肩に故障を持ちながらも、昨年秋のドラフトでは沢村拓一を回避してまでドラゴンズが1位指名をした逸材の左腕は、約一年のリハビリを経て晴れて一軍の試合、
しかも優勝のかかった試合に指名されたのだ。
敵軍・ジャイアンツのマウンドには、同期のライバ沢村拓一が立ちはだかっていた。
ライバルは今季既に華々しい活躍を果たし、
新人二桁勝利を挙げて新人王当確と言われている。
大器・大野は、無惨にもプロの洗礼を浴びながら、
4イニングを9安打7失点で初登板を終えた。
しかし故障の癒えた肩は今季のマウンドを踏む事ができたのだ。
大野雄大にとっては、生涯忘れることのない苦いデビューとなっただろう。しかし、連覇を賭けた先輩達をバックに打たれても打たれても投げ続けた78球は、
大野の心の中に、悔しさと同時に宝物になって行く事を願って止まない。

落合は試合後、
「いい勉強になったじゃないか。投げられなかったやつが投げられるようになったんだ。
これからがんばればいいじゃないか。
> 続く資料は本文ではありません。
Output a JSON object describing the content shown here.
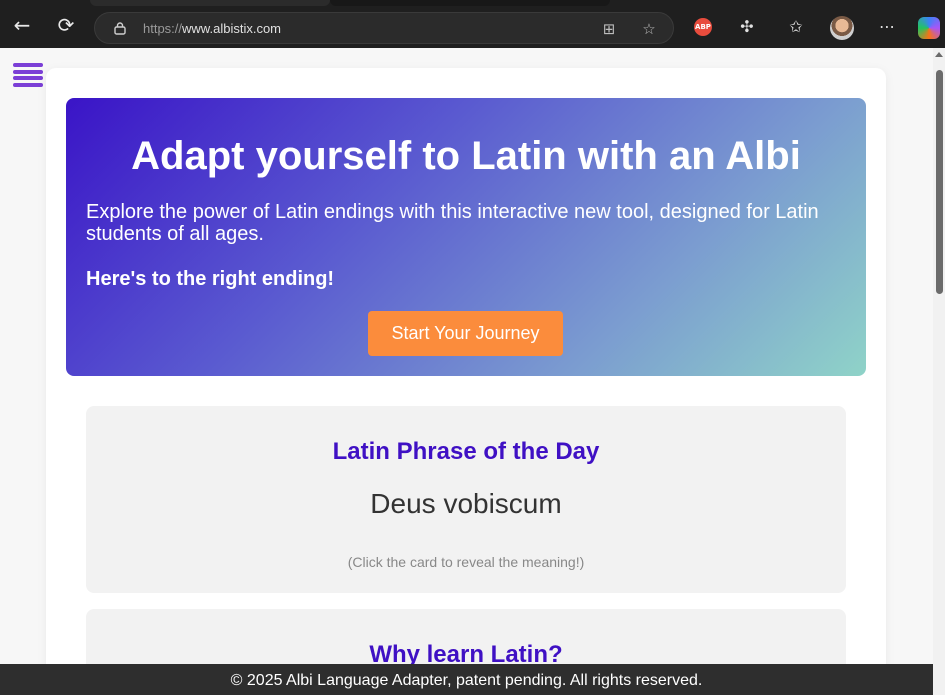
{
  "browser": {
    "url_protocol": "https://",
    "url_host": "www.albistix.com",
    "extension_label": "ABP"
  },
  "hero": {
    "title": "Adapt yourself to Latin with an Albi",
    "description": "Explore the power of Latin endings with this interactive new tool, designed for Latin students of all ages.",
    "tagline": "Here's to the right ending!",
    "cta_label": "Start Your Journey"
  },
  "phrase_card": {
    "heading": "Latin Phrase of the Day",
    "phrase": "Deus vobiscum",
    "hint": "(Click the card to reveal the meaning!)"
  },
  "why_card": {
    "heading": "Why learn Latin?"
  },
  "footer": {
    "text": "© 2025 Albi Language Adapter, patent pending. All rights reserved."
  },
  "colors": {
    "accent_purple": "#3f10c4",
    "cta_orange": "#fb8c3c",
    "menu_purple": "#7b3fd6",
    "footer_bg": "#2e2e2e"
  }
}
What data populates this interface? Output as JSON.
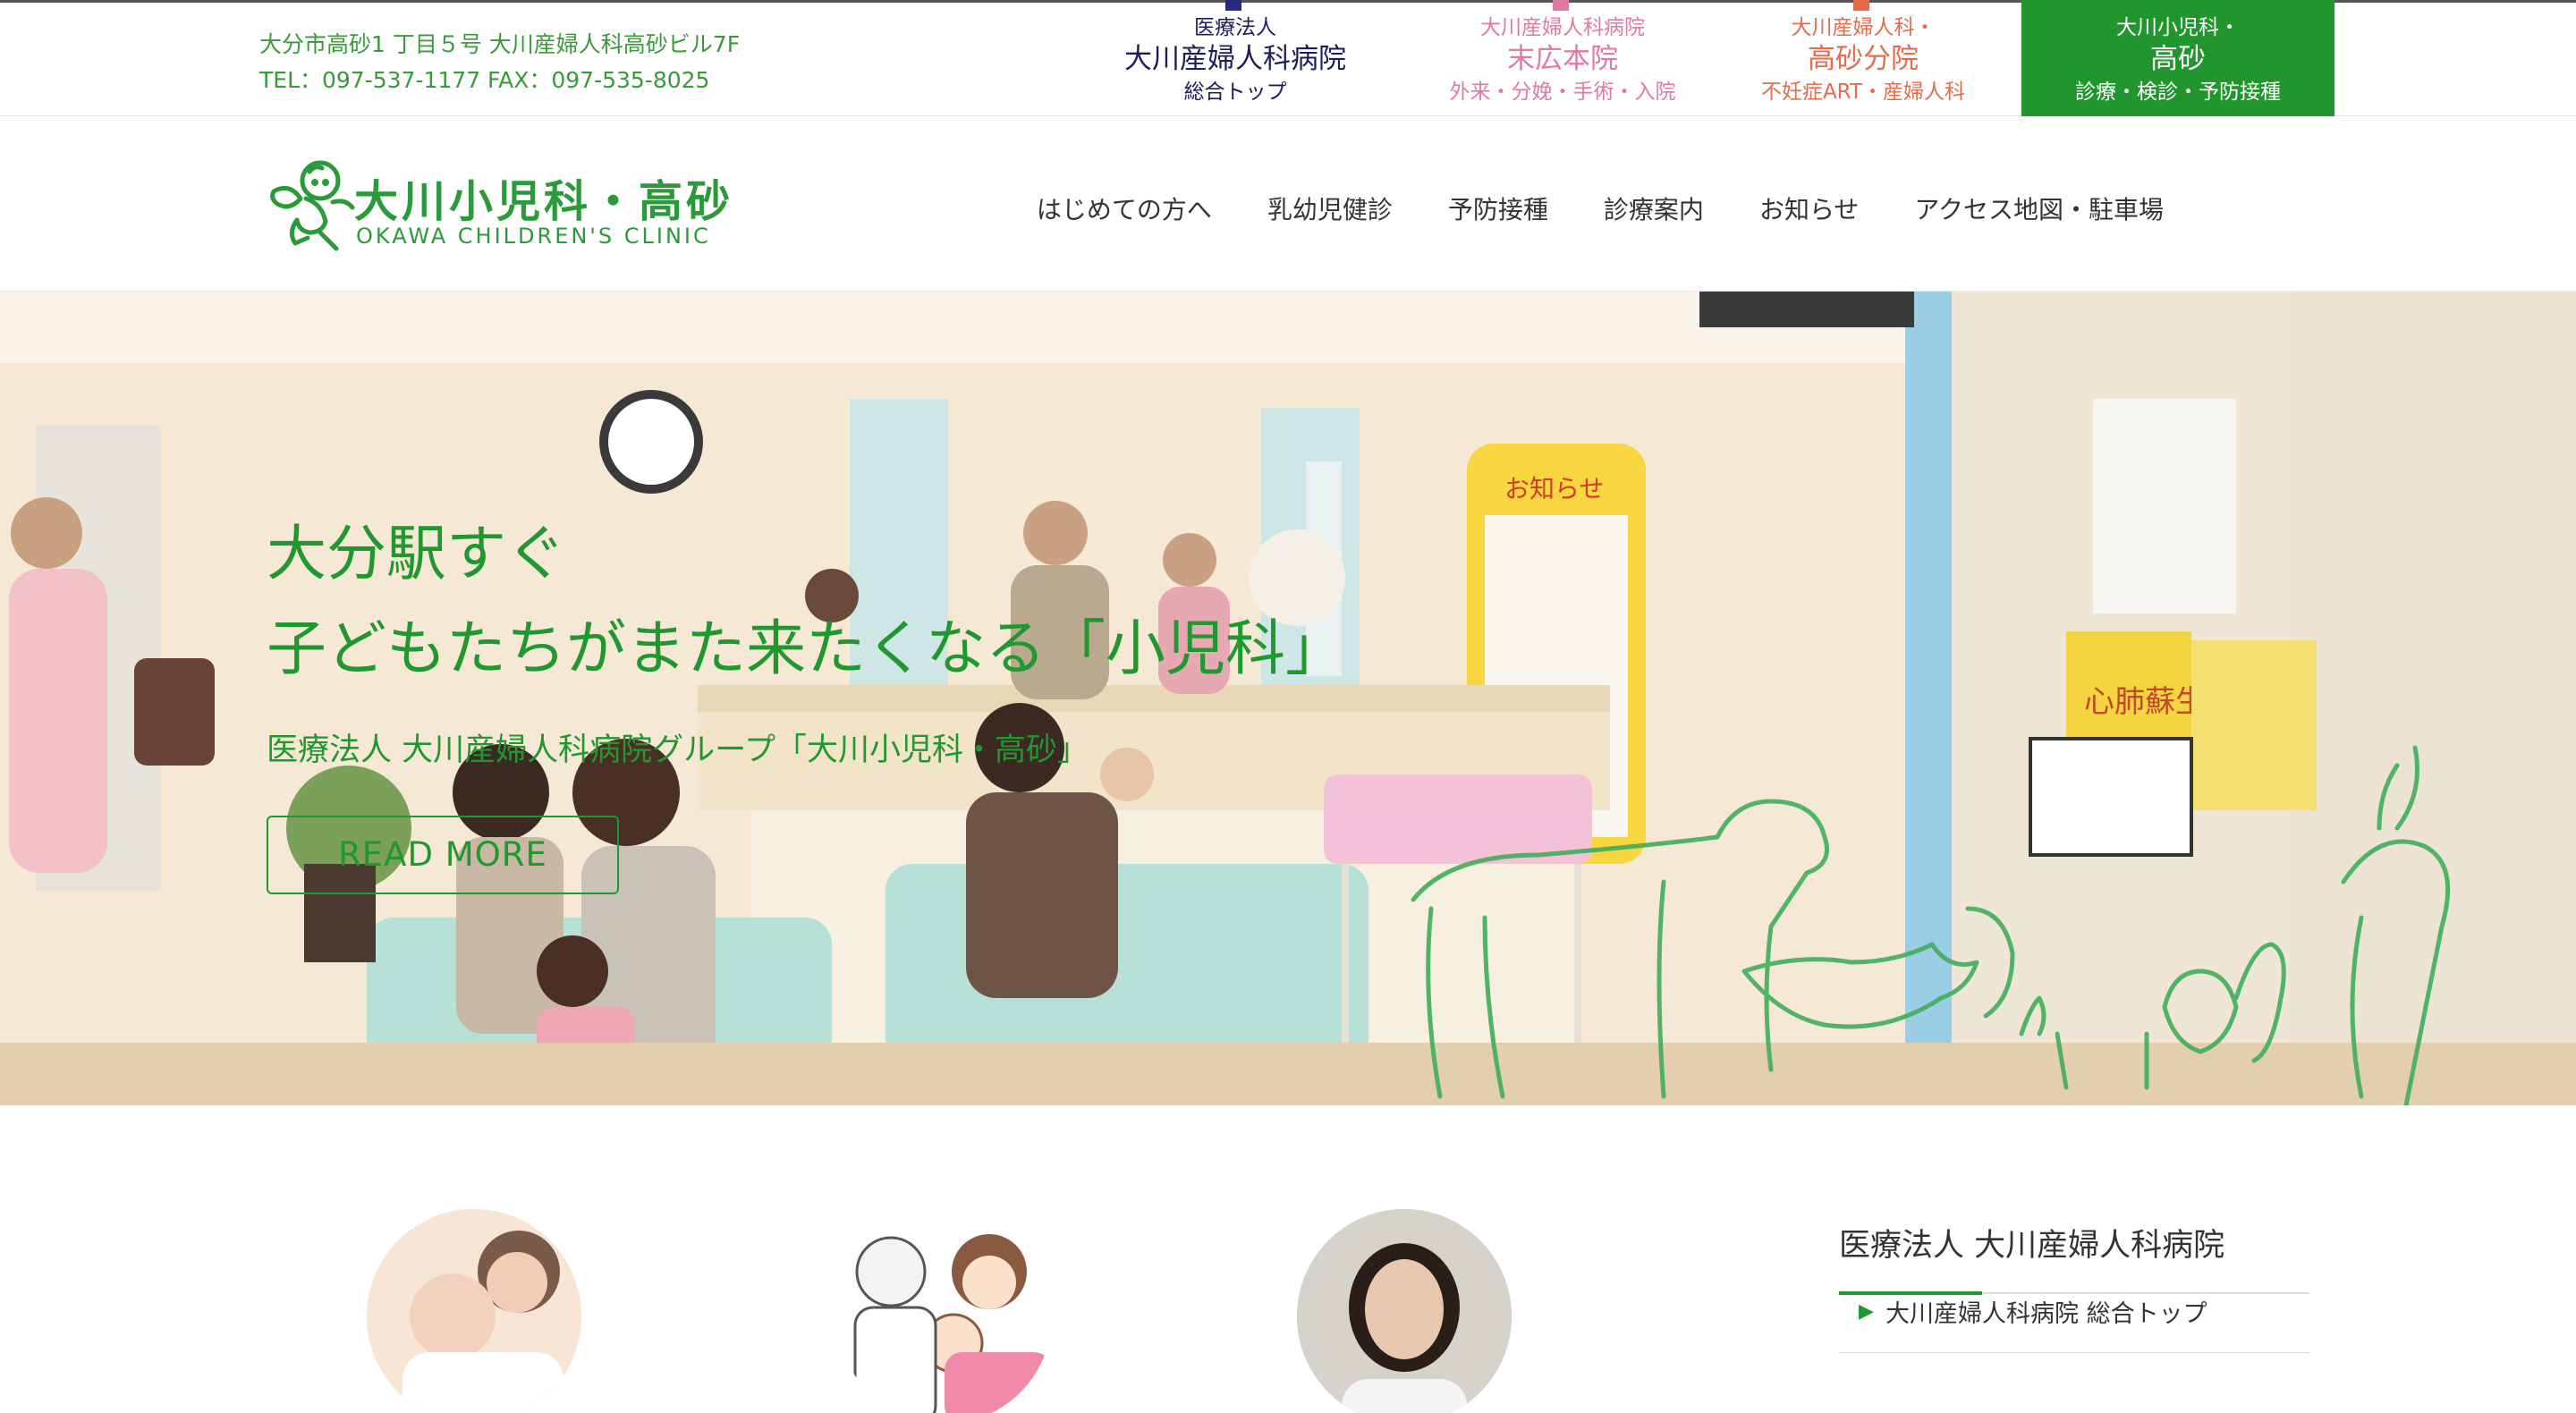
{
  "topbar": {
    "address": "大分市高砂1 丁目５号 大川産婦人科高砂ビル7F",
    "tel": "TEL：097-537-1177 FAX：097-535-8025",
    "tabs": [
      {
        "small": "医療法人",
        "big": "大川産婦人科病院",
        "sub": "総合トップ"
      },
      {
        "small": "大川産婦人科病院",
        "big": "末広本院",
        "sub": "外来・分娩・手術・入院"
      },
      {
        "small": "大川産婦人科・",
        "big": "高砂分院",
        "sub": "不妊症ART・産婦人科"
      },
      {
        "small": "大川小児科・",
        "big": "高砂",
        "sub": "診療・検診・予防接種"
      }
    ]
  },
  "logo": {
    "jp": "大川小児科・高砂",
    "en": "OKAWA CHILDREN'S  CLINIC"
  },
  "nav": [
    "はじめての方へ",
    "乳幼児健診",
    "予防接種",
    "診療案内",
    "お知らせ",
    "アクセス地図・駐車場"
  ],
  "hero": {
    "line1": "大分駅すぐ",
    "line2": "子どもたちがまた来たくなる「小児科」",
    "sub": "医療法人 大川産婦人科病院グループ「大川小児科・高砂」",
    "button": "READ MORE",
    "board_label": "お知らせ",
    "poster_text": "心肺蘇生"
  },
  "sidebar": {
    "title": "医療法人 大川産婦人科病院",
    "item": "大川産婦人科病院 総合トップ"
  },
  "colors": {
    "brand_green": "#22962e",
    "navy": "#1c1c5e",
    "pink": "#e07aa5",
    "orange": "#e56c4a"
  }
}
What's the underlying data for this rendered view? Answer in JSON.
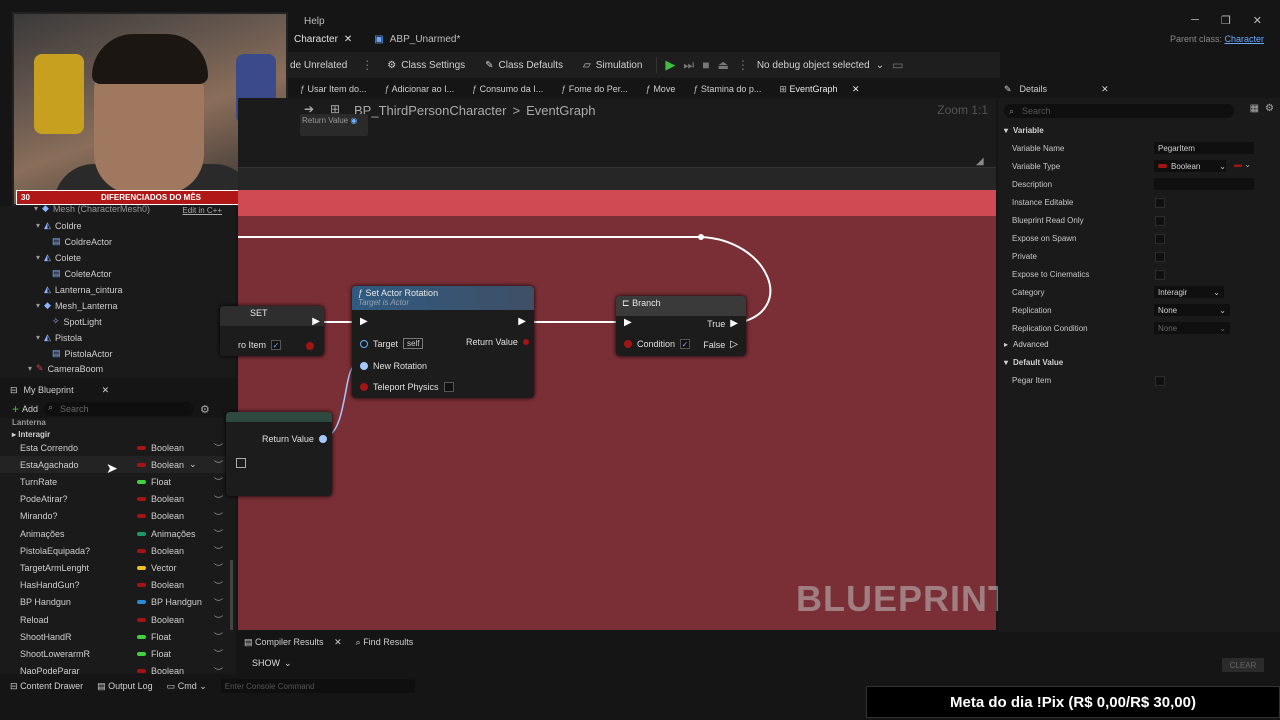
{
  "window": {
    "menu_help": "Help",
    "minimize": "─",
    "maximize": "❐",
    "close": "✕",
    "parent_class_label": "Parent class:",
    "parent_class_value": "Character"
  },
  "doc_tabs": [
    {
      "label": "Character",
      "close": "✕"
    },
    {
      "label": "ABP_Unarmed*"
    }
  ],
  "toolbar": {
    "hide_unrelated": "de Unrelated",
    "class_settings": "Class Settings",
    "class_defaults": "Class Defaults",
    "simulation": "Simulation",
    "debug_select": "No debug object selected"
  },
  "graph_tabs": [
    {
      "label": "Usar Item do..."
    },
    {
      "label": "Adicionar ao I..."
    },
    {
      "label": "Consumo da I..."
    },
    {
      "label": "Fome do Per..."
    },
    {
      "label": "Move"
    },
    {
      "label": "Stamina do p..."
    },
    {
      "label": "EventGraph",
      "close": "✕"
    }
  ],
  "webcam": {
    "goal_left": "30",
    "goal_label": "DIFERENCIADOS DO MÊS",
    "goal_right": "50"
  },
  "components": {
    "edit_cpp": "Edit in C++",
    "items": [
      {
        "label": "Mesh (CharacterMesh0)"
      },
      {
        "label": "Coldre"
      },
      {
        "label": "ColdreActor"
      },
      {
        "label": "Colete"
      },
      {
        "label": "ColeteActor"
      },
      {
        "label": "Lanterna_cintura"
      },
      {
        "label": "Mesh_Lanterna"
      },
      {
        "label": "SpotLight"
      },
      {
        "label": "Pistola"
      },
      {
        "label": "PistolaActor"
      },
      {
        "label": "CameraBoom"
      }
    ]
  },
  "my_blueprint": {
    "tab_label": "My Blueprint",
    "add_label": "Add",
    "search_placeholder": "Search",
    "cat_lanterna": "Lanterna",
    "cat_interagir": "Interagir",
    "variables": [
      {
        "name": "Esta Correndo",
        "type": "Boolean",
        "color": "#a31414"
      },
      {
        "name": "EstaAgachado",
        "type": "Boolean",
        "color": "#a31414"
      },
      {
        "name": "TurnRate",
        "type": "Float",
        "color": "#3fcf3f"
      },
      {
        "name": "PodeAtirar?",
        "type": "Boolean",
        "color": "#a31414"
      },
      {
        "name": "Mirando?",
        "type": "Boolean",
        "color": "#a31414"
      },
      {
        "name": "Animações",
        "type": "Animações",
        "color": "#1a9a6a"
      },
      {
        "name": "PistolaEquipada?",
        "type": "Boolean",
        "color": "#a31414"
      },
      {
        "name": "TargetArmLenght",
        "type": "Vector",
        "color": "#f0c020"
      },
      {
        "name": "HasHandGun?",
        "type": "Boolean",
        "color": "#a31414"
      },
      {
        "name": "BP Handgun",
        "type": "BP Handgun",
        "color": "#2a8ad8"
      },
      {
        "name": "Reload",
        "type": "Boolean",
        "color": "#a31414"
      },
      {
        "name": "ShootHandR",
        "type": "Float",
        "color": "#3fcf3f"
      },
      {
        "name": "ShootLowerarmR",
        "type": "Float",
        "color": "#3fcf3f"
      },
      {
        "name": "NaoPodeParar",
        "type": "Boolean",
        "color": "#a31414"
      }
    ]
  },
  "graph": {
    "breadcrumb_bp": "BP_ThirdPersonCharacter",
    "breadcrumb_sep": ">",
    "breadcrumb_graph": "EventGraph",
    "zoom": "Zoom 1:1",
    "return_value_mini": "Return Value",
    "watermark": "BLUEPRINT",
    "set_node": {
      "title": "SET",
      "pin": "ro Item"
    },
    "rotation_node": {
      "title": "Set Actor Rotation",
      "subtitle": "Target is Actor",
      "target": "Target",
      "self": "self",
      "return_value": "Return Value",
      "new_rotation": "New Rotation",
      "teleport": "Teleport Physics"
    },
    "branch_node": {
      "title": "Branch",
      "true": "True",
      "false": "False",
      "condition": "Condition"
    },
    "lower_node": {
      "return_value": "Return Value"
    }
  },
  "details": {
    "tab_label": "Details",
    "search_placeholder": "Search",
    "section_variable": "Variable",
    "variable_name_label": "Variable Name",
    "variable_name_value": "PegarItem",
    "variable_type_label": "Variable Type",
    "variable_type_value": "Boolean",
    "description_label": "Description",
    "instance_editable": "Instance Editable",
    "bp_read_only": "Blueprint Read Only",
    "expose_spawn": "Expose on Spawn",
    "private": "Private",
    "expose_cinematics": "Expose to Cinematics",
    "category_label": "Category",
    "category_value": "Interagir",
    "replication_label": "Replication",
    "replication_value": "None",
    "replication_condition_label": "Replication Condition",
    "replication_condition_value": "None",
    "section_advanced": "Advanced",
    "section_default": "Default Value",
    "pegar_item_label": "Pegar Item"
  },
  "bottom": {
    "compiler_results": "Compiler Results",
    "find_results": "Find Results",
    "show": "SHOW",
    "clear": "CLEAR",
    "content_drawer": "Content Drawer",
    "output_log": "Output Log",
    "cmd": "Cmd",
    "console_placeholder": "Enter Console Command"
  },
  "overlay": {
    "pix_goal": "Meta do dia !Pix (R$ 0,00/R$ 30,00)"
  },
  "colors": {
    "comment_body": "#7a2f36",
    "comment_header": "#d04a54",
    "bool_pin": "#a31414"
  }
}
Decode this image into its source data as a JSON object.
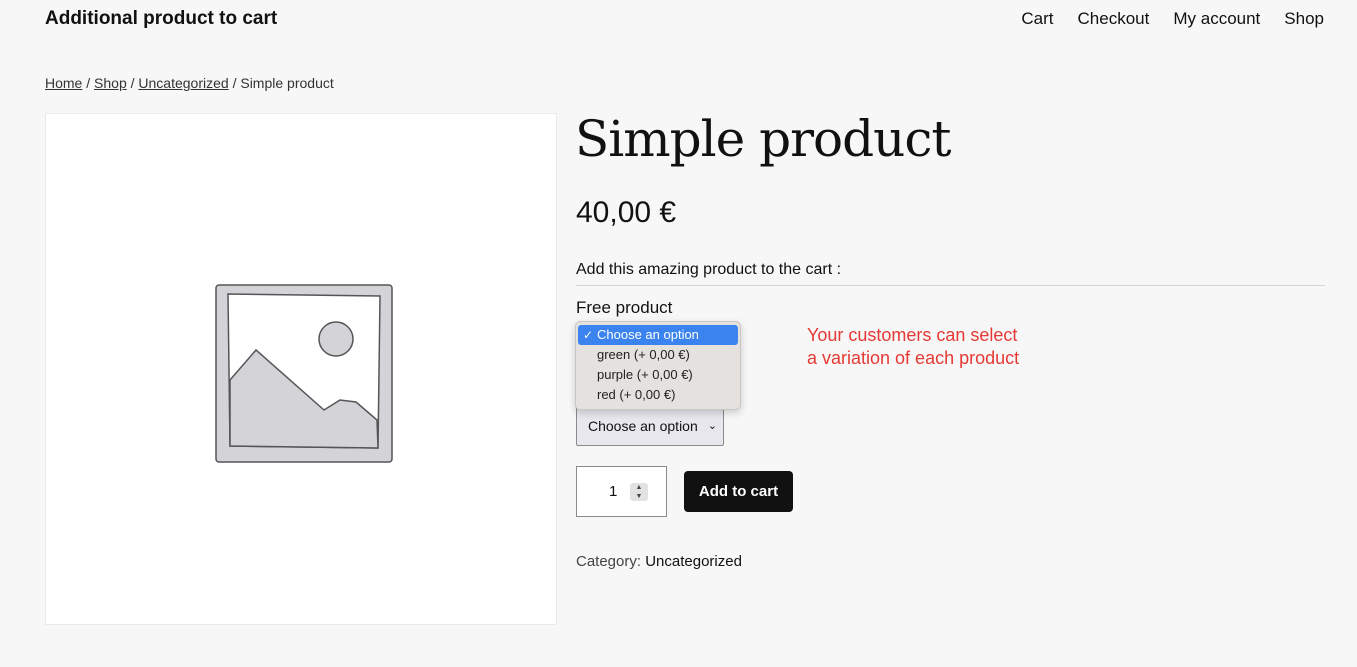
{
  "header": {
    "site_title": "Additional product to cart",
    "nav": [
      "Cart",
      "Checkout",
      "My account",
      "Shop"
    ]
  },
  "breadcrumb": {
    "home": "Home",
    "shop": "Shop",
    "category": "Uncategorized",
    "sep": "/",
    "current": "Simple product"
  },
  "product": {
    "title": "Simple product",
    "price": "40,00 €",
    "addon_heading": "Add this amazing product to the cart :",
    "free_label": "Free product",
    "select_value": "Choose an option",
    "dropdown": {
      "check": "✓",
      "options": [
        "Choose an option",
        "green (+ 0,00 €)",
        "purple (+ 0,00 €)",
        "red (+ 0,00 €)"
      ]
    },
    "annotation_lines": [
      "Your customers can select",
      "a variation of each product"
    ],
    "quantity": "1",
    "add_to_cart": "Add to cart",
    "category_label": "Category:",
    "category_value": "Uncategorized"
  },
  "colors": {
    "accent_selection": "#3b84f0",
    "annotation": "#e53935",
    "button": "#111111"
  },
  "icons": [
    "placeholder-image-icon",
    "checkmark-icon",
    "chevron-down-icon",
    "spinner-arrows-icon"
  ]
}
」
と言った。

落合と共に8年間ドラゴンズ投手陣を預かって来て、
落合と一緒にユニフォームを脱ぐ森繁和コーチは、
「俺達の最後の仕事としてドラフト1位の大野を一軍の板の上に乗せる事が出来た。
ここからは大野自身がプロの厳しさを自分の肌で感じてやっていけばいいんだ」
とコメントを残した。
来季からの高木政権に、将来の大器・大野雄大をプロデビューさせておく事は、
落合=森政権の大きな責務であったのだ。

かくして、「覇権奪取・東京ドーム秋の陣」は劇的に始まった。
昨夜も手負いのヤクルトは阪神に大敗し、ドラゴンズのマジックは1となった。
今夜、チェンがほれぼれとした快投を見せてくれる事を信じている。
いみじくもこのサウスポーエースのチェンも、来年は大リーグ行きが確実視されていて、
今夜が今季の公式戦最終登板になるのだろうか。

とにもかくにも、落合ドラゴンズの最終局面は刻々と近づいているのだ。

そしてひとつひとつの場面がどれも見納めとなって行くのだろう。